Of course, the average person would not call a meeting between an aspiring artist and an established star, arranged by another star’s high-powered manager, “organic.” (He also uses the word to describe his collaborative work with Lil Uzi Vert, whom Nav spent time with on the Weeknd’s tour, but that makes more intuitive sense.) And yet this is not spin: when he talks about his relationships with Travis, and with Abel, and with Uzi, the professional concerns that frame so many of his answers melt away. He seems to have genuine affection for these guys, in a way that’s endearing and undercuts what would otherwise seem like an artificial setup. In fact, in talking to him, it’s hard to imagine someone who Nav wouldn’t be able to bond with and talk shit to over a game of FIFA or something. There’s a remarkable lack of cynicism. It all makes his on-camera transformation into the guy who rapped “I think my nuts look better on her face” jarring. He seems an awful lot closer to the guy who’s overjoyed that he finally gets some sneakers for free—that’s the Nav that the listener is overjoyed for, too.
The only time he betrays any sort of psychic stress is in talking, briefly, about the pressure that comes from being one of the most visible men of Indian descent in North American pop. “It feels good to represent them,” he says, “but I also have to be careful of the way I represent them. I can’t do anything too crazy. I don’t want to misrepresent them.” Nav does rep this frequently: see “Good For It,” where he’s “the only brown boy with a bag,” or the SoundCloud-only effort “Brown Boy.”

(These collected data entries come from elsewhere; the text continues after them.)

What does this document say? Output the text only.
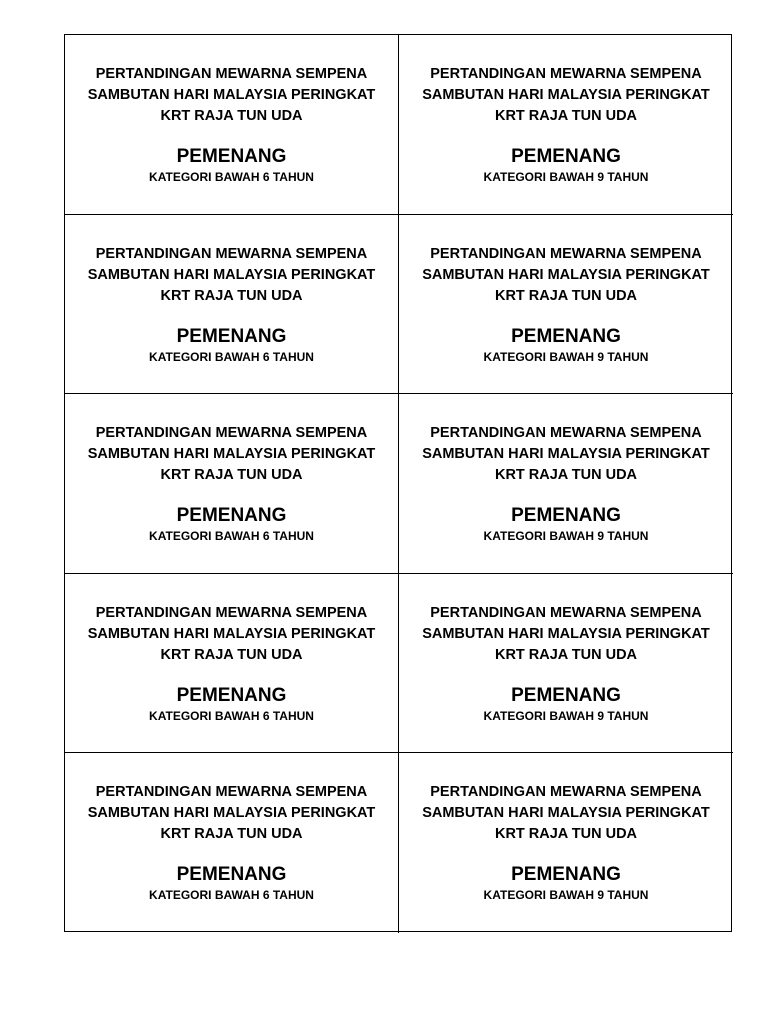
PERTANDINGAN MEWARNA SEMPENA
SAMBUTAN HARI MALAYSIA PERINGKAT
KRT RAJA TUN UDA
PEMENANG
KATEGORI BAWAH 6 TAHUN
PERTANDINGAN MEWARNA SEMPENA
SAMBUTAN HARI MALAYSIA PERINGKAT
KRT RAJA TUN UDA
PEMENANG
KATEGORI BAWAH 9 TAHUN
PERTANDINGAN MEWARNA SEMPENA
SAMBUTAN HARI MALAYSIA PERINGKAT
KRT RAJA TUN UDA
PEMENANG
KATEGORI BAWAH 6 TAHUN
PERTANDINGAN MEWARNA SEMPENA
SAMBUTAN HARI MALAYSIA PERINGKAT
KRT RAJA TUN UDA
PEMENANG
KATEGORI BAWAH 9 TAHUN
PERTANDINGAN MEWARNA SEMPENA
SAMBUTAN HARI MALAYSIA PERINGKAT
KRT RAJA TUN UDA
PEMENANG
KATEGORI BAWAH 6 TAHUN
PERTANDINGAN MEWARNA SEMPENA
SAMBUTAN HARI MALAYSIA PERINGKAT
KRT RAJA TUN UDA
PEMENANG
KATEGORI BAWAH 9 TAHUN
PERTANDINGAN MEWARNA SEMPENA
SAMBUTAN HARI MALAYSIA PERINGKAT
KRT RAJA TUN UDA
PEMENANG
KATEGORI BAWAH 6 TAHUN
PERTANDINGAN MEWARNA SEMPENA
SAMBUTAN HARI MALAYSIA PERINGKAT
KRT RAJA TUN UDA
PEMENANG
KATEGORI BAWAH 9 TAHUN
PERTANDINGAN MEWARNA SEMPENA
SAMBUTAN HARI MALAYSIA PERINGKAT
KRT RAJA TUN UDA
PEMENANG
KATEGORI BAWAH 6 TAHUN
PERTANDINGAN MEWARNA SEMPENA
SAMBUTAN HARI MALAYSIA PERINGKAT
KRT RAJA TUN UDA
PEMENANG
KATEGORI BAWAH 9 TAHUN
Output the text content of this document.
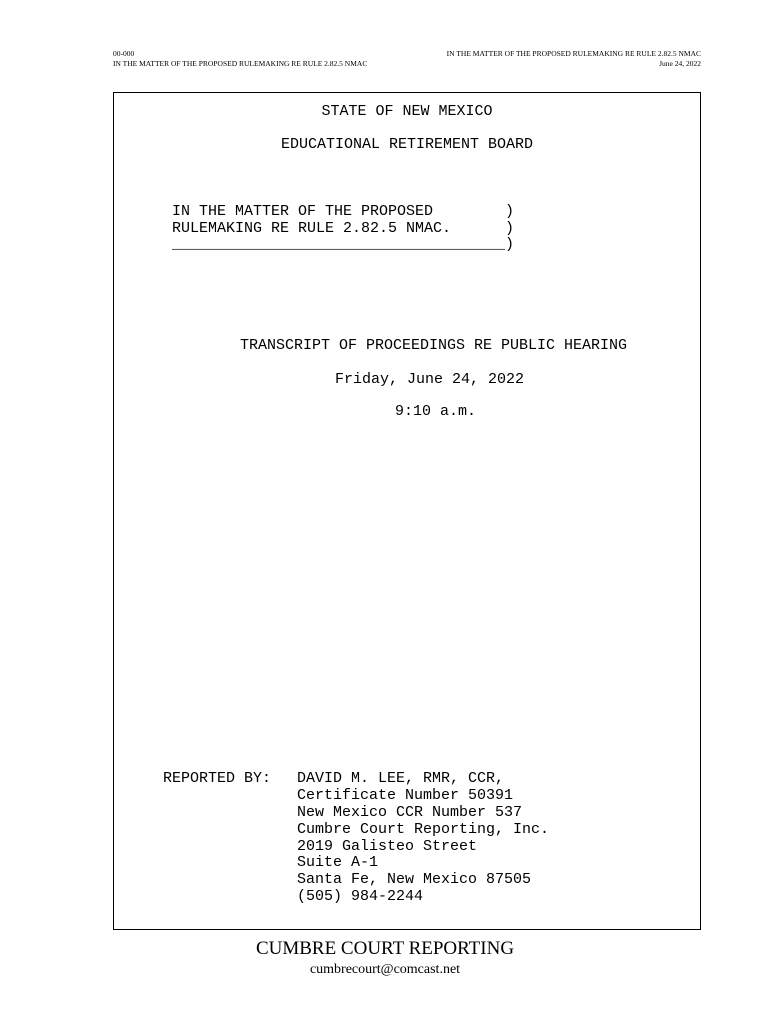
00-000
IN THE MATTER OF THE PROPOSED RULEMAKING RE RULE 2.82.5 NMAC
IN THE MATTER OF THE PROPOSED RULEMAKING RE RULE 2.82.5 NMAC
June 24, 2022
STATE OF NEW MEXICO
EDUCATIONAL RETIREMENT BOARD
IN THE MATTER OF THE PROPOSED        )
RULEMAKING RE RULE 2.82.5 NMAC.      )
_____________________________________)
TRANSCRIPT OF PROCEEDINGS RE PUBLIC HEARING
Friday, June 24, 2022
9:10 a.m.
REPORTED BY: DAVID M. LEE, RMR, CCR,
Certificate Number 50391
New Mexico CCR Number 537
Cumbre Court Reporting, Inc.
2019 Galisteo Street
Suite A-1
Santa Fe, New Mexico 87505
(505) 984-2244
CUMBRE COURT REPORTING
cumbrecourt@comcast.net
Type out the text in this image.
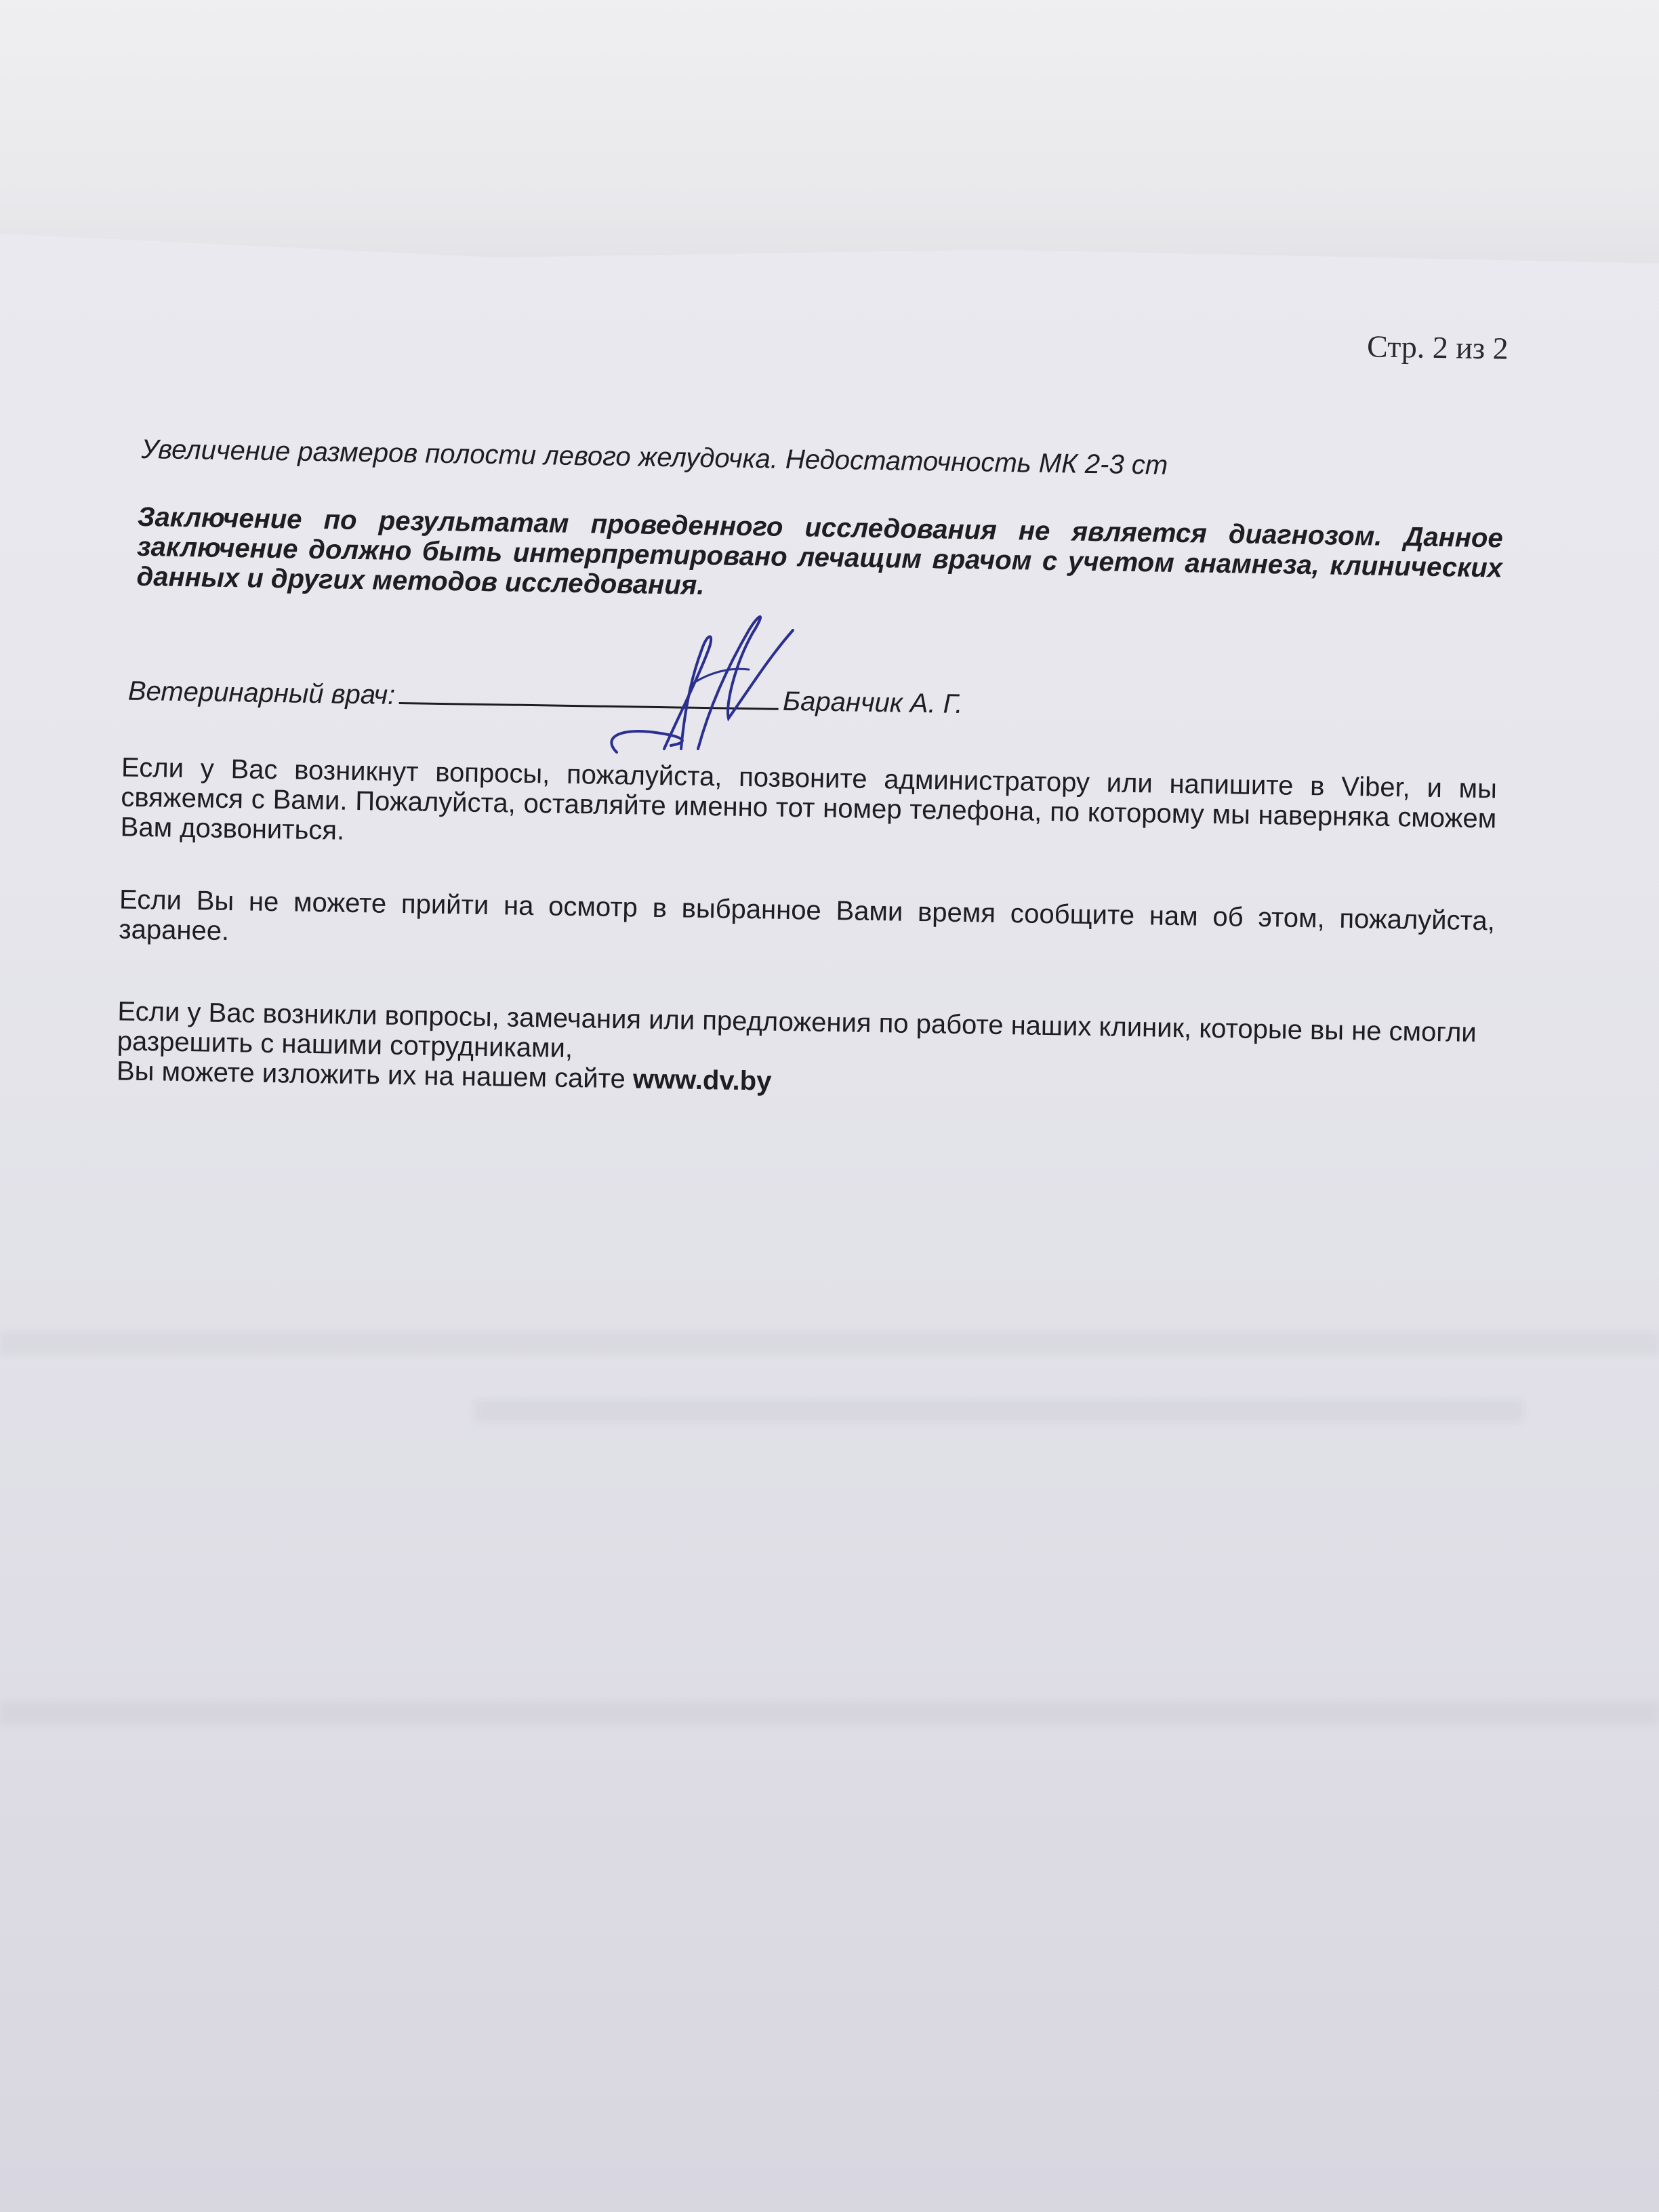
Стр. 2 из 2
Увеличение размеров полости левого желудочка. Недостаточность МК 2-3 ст
Заключение по результатам проведенного исследования не является диагнозом. Данное заключение должно быть интерпретировано лечащим врачом с учетом анамнеза, клинических данных и других методов исследования.
Ветеринарный врач:	Баранчик А. Г.
Если у Вас возникнут вопросы, пожалуйста, позвоните администратору или напишите в Viber, и мы свяжемся с Вами. Пожалуйста, оставляйте именно тот номер телефона, по которому мы наверняка сможем Вам дозвониться.
Если Вы не можете прийти на осмотр в выбранное Вами время сообщите нам об этом, пожалуйста, заранее.
Если у Вас возникли вопросы, замечания или предложения по работе наших клиник, которые вы не смогли разрешить с нашими сотрудниками,
Вы можете изложить их на нашем сайте www.dv.by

After his music began to gain traction, Nav came under scrutiny for the use of the n-word in his music. When asked about it, Nav offers some context, and then vows to excise the word entirely:
“Well, it’s like, the neighborhood I grew up in is very multicultural,” he says. “It goes from Chinese to white to black to Jamaican, everything, right? Everybody uses that word freely. A Chinese guy is saying it to me, I’m saying it to a black guy, a black guy’s saying it to me. It’s all like that. I was making music for me and my friends in the beginning. So I didn’t really think anything of it. But then once I got to the global level and I started seeing a little bit of backlash, I totally cut it out. I respect it. In my neighborhood it’s cool, but out here it’s not cool. So I just play by the rules. [On this album], you won’t hear me say it once.”
While Nav speaks with general excitement about music-industry corporate-ladder stuff, he expresses real affection for his family, and for his hometown. “Growing up I was never good in school,” he reiterates. “My family is Indian, right? So they got jobs and shit: lawyers and pharmacists and accountants. But I didn’t want to be that.” His parents don’t quite understand his music, he says, but they’re happy that he’s healthy and out of trouble; his two older sisters have supported him unconditionally. Before he leaves for tour with Abel and Gucci Mane, he’s heading back home to visit them.
“My short-term schedule right now is kind of temporary,” Nav says. “After tour, I’ll kind of figure out where I want to live.” With this, he spots his publicist and smiles as if at an old friend. She and I, along with the photographer and a makeup artist, are ready to wrap up. Everyone stands, exchanges thank-yous and wishes Nav luck with Perfect Timing. Then we all disperse, back down the hill.